Transplante de fezes pode virar alternativa no combate à anorexia

Proposta de estudo acaba de ser aprovada nos Estados Unidos

Gabriel Alves
Orlando (EUA)

Uma a cada 17 pessoas com anorexia morre por causa da doença —a maior taxa de letalidade entre os distúrbios mentais. Mesmo com tratamento, somente um terço dos pacientes se recupera completamente. As estatísticas desfavoráveis justificam uma tentativa drástica de intervenção. A ideia agora é recrutar voluntários e tratá-los com fezes de outras pessoas.

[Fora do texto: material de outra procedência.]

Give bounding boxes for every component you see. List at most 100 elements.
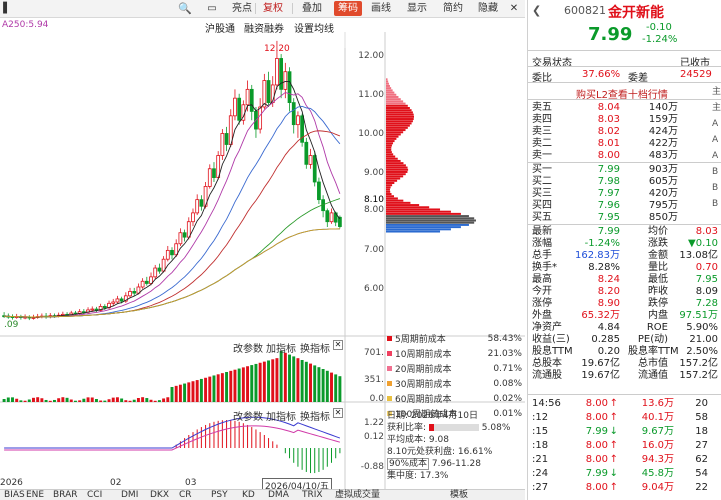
volume-bar: [225, 372, 229, 402]
volume-bar: [220, 373, 224, 402]
tab-dma[interactable]: DMA: [268, 490, 289, 500]
windows-icon[interactable]: ▭: [205, 1, 219, 16]
candle-body: [186, 221, 191, 238]
toolbar-item-simple[interactable]: 简约: [440, 1, 466, 16]
chip-bar: [386, 208, 441, 211]
price-label: 9.00: [363, 168, 384, 178]
candle-body: [199, 199, 204, 207]
candle-body: [132, 291, 137, 294]
candle-body: [157, 267, 162, 272]
chip-bar: [386, 107, 410, 109]
tab-trix[interactable]: TRIX: [302, 490, 323, 500]
chart-toolbar: ▌ 🔍 ▭ 亮点 复权 叠加 筹码 画线 显示 简约 隐藏 ✕: [0, 0, 525, 18]
vol-close-icon[interactable]: ✕: [333, 340, 343, 350]
ask-row: 卖一 8.00 483万: [532, 150, 678, 161]
volume-bar: [99, 400, 103, 402]
volume-bar: [212, 375, 216, 402]
tab-ene[interactable]: ENE: [26, 490, 44, 500]
tab-dmi[interactable]: DMI: [121, 490, 138, 500]
tab-cci[interactable]: CCI: [87, 490, 102, 500]
tab-dkx[interactable]: DKX: [150, 490, 169, 500]
toolbar-item-chips[interactable]: 筹码: [334, 1, 362, 16]
chip-bar: [386, 223, 469, 226]
toolbar-item-hide[interactable]: 隐藏: [472, 1, 504, 16]
toolbar-item-overlay[interactable]: 叠加: [298, 1, 326, 16]
chip-bar: [386, 186, 391, 189]
volume-bar: [271, 359, 275, 402]
volume-bars: [2, 351, 342, 402]
volume-bar: [107, 399, 111, 402]
price-label: 11.00: [358, 90, 384, 100]
candle-body: [312, 155, 317, 183]
candle-body: [140, 280, 145, 288]
chip-bar: [386, 111, 413, 114]
toolbar-menu-icon[interactable]: ▌: [0, 1, 14, 16]
chip-bar: [386, 153, 394, 156]
volume-bar: [153, 400, 157, 402]
search-icon[interactable]: 🔍: [178, 1, 192, 16]
chip-profit-at: 8.10元处获利盘: 16.61%: [387, 447, 493, 457]
tab-cr[interactable]: CR: [179, 490, 192, 500]
date-label: 2026: [0, 478, 23, 488]
toolbar-item-draw[interactable]: 画线: [368, 1, 394, 16]
chip-bar: [386, 140, 395, 143]
chip-bar: [386, 144, 392, 147]
chip-bar: [386, 148, 392, 151]
chip-cost-row: 30周期前成本 0.08%: [387, 376, 522, 391]
chip-bar: [386, 113, 414, 116]
volume-bar: [288, 354, 291, 402]
vol-add-indicator[interactable]: 加指标: [266, 340, 296, 355]
volume-bar: [90, 397, 94, 402]
volume-bar: [334, 374, 338, 402]
toolbar-item-adjust[interactable]: 复权: [258, 1, 288, 16]
candle-body: [220, 133, 225, 156]
chip-bar: [386, 135, 399, 138]
candle-body: [245, 88, 250, 106]
candle-body: [128, 291, 132, 297]
chip-bar: [386, 82, 389, 85]
volume-bar: [233, 369, 237, 402]
tick-row: :18 8.00 ↑ 16.0万 27: [532, 440, 708, 451]
volume-bar: [141, 397, 145, 402]
volume-bar: [178, 384, 182, 402]
bid-row: 买四 7.96 795万: [532, 200, 678, 211]
tab-psy[interactable]: PSY: [211, 490, 228, 500]
chip-bar: [386, 157, 398, 160]
tab-kd[interactable]: KD: [242, 490, 255, 500]
volume-bar: [124, 400, 128, 402]
macd-change-params[interactable]: 改参数: [233, 408, 263, 423]
volume-bar: [36, 397, 40, 402]
tab-virtual-volume[interactable]: 虚拟成交量: [335, 490, 380, 500]
candle-body: [224, 133, 229, 145]
candle-body: [102, 306, 107, 309]
macd-switch-indicator[interactable]: 换指标: [300, 408, 330, 423]
chip-cost-legend: 5周期前成本 58.43% 10周期前成本 21.03% 20周期前成本 0.71% …: [387, 331, 522, 421]
vol-change-params[interactable]: 改参数: [233, 340, 263, 355]
chip-bar: [386, 195, 395, 198]
date-axis: 2026 02 03 2026/04/10/五: [0, 478, 345, 493]
tick-row: :21 8.00 ↑ 94.3万 62: [532, 454, 708, 465]
candle-body: [170, 249, 174, 256]
volume-bar: [191, 381, 195, 402]
volume-bar: [6, 397, 10, 402]
stat-row: 收益(三) 0.285 PE(动) 21.00: [532, 334, 718, 345]
tab-bias[interactable]: BIAS: [4, 490, 25, 500]
macd-add-indicator[interactable]: 加指标: [266, 408, 296, 423]
candle-body: [266, 80, 271, 103]
vol-switch-indicator[interactable]: 换指标: [300, 340, 330, 355]
toolbar-item-highlight[interactable]: 亮点: [232, 1, 252, 16]
stat-row: 股息TTM 0.20 股息率TTM 2.50%: [532, 346, 718, 357]
close-icon[interactable]: ✕: [507, 1, 521, 16]
candle-body: [144, 280, 149, 284]
prev-arrow-icon[interactable]: ❮: [532, 4, 541, 17]
chip-bar: [386, 212, 461, 215]
chip-avg-cost: 平均成本: 9.08: [387, 435, 449, 445]
chip-bar: [386, 162, 404, 165]
tab-brar[interactable]: BRAR: [53, 490, 77, 500]
volume-bar: [48, 400, 52, 402]
ma-line: [4, 91, 341, 318]
price-label: 6.00: [363, 284, 384, 294]
tab-template[interactable]: 模板: [450, 490, 468, 500]
macd-close-icon[interactable]: ✕: [333, 408, 343, 418]
toolbar-item-display[interactable]: 显示: [402, 1, 432, 16]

A proposta faz parte de um estudo clínico da Universidade da Carolina do Norte em Chapel Hill, que acaba de obter autorização da FDA (agência regulatória americana) para recrutar pacientes. O anúncio da nova empreitada foi feito na noite deste sábado (23) pelo coordenador do estudo, o pesquisador Ian Carroll, no congresso anual da Associação Americana de Diabetes, que acontece em Orlando.

Escherichia coli, bactéria que possui variantes patogênicas e que pode prejudicar receptor de transplante de fezes
Escherichia coli, bactéria que possui variantes patogênicas e que pode prejudicar receptor de transplante de fezes - Divulgação

Assim como existe uma possível associação entre os micróbios que habitam o organismo humano (a chamada microbiota) com a reação autoimunológica que destrói as células produtoras de insulina, causando diabetes do tipo 1, no caso da anorexia esses micro-organismos podem ser capazes tanto de roubar excessivamente energia dos alimentos quanto de mandar uma mensagem para o cérebro inibindo a fome, por exemplo.

Dessa forma, a substituição da microbiota poderia mudar a forma como o organismo lida com a doença, aumentando as chances de recuperação. Os novos micróbios virão de amostras de pessoas completamente saudáveis, sem condições ligadas à flora intestinal, como diabetes, doenças inflamatórias intestinais e obesidade.

As restrições fazem sentido: em experimentos com roedores, a flora intestinal de um indivíduo obeso foi capaz de alterar o funcionamento do organismo de outro, aumentando, por exemplo, o tamanho dos adipócitos (células de gordura) e a capacidade de armazenamento deles, favorecendo o surgimento da obesidade.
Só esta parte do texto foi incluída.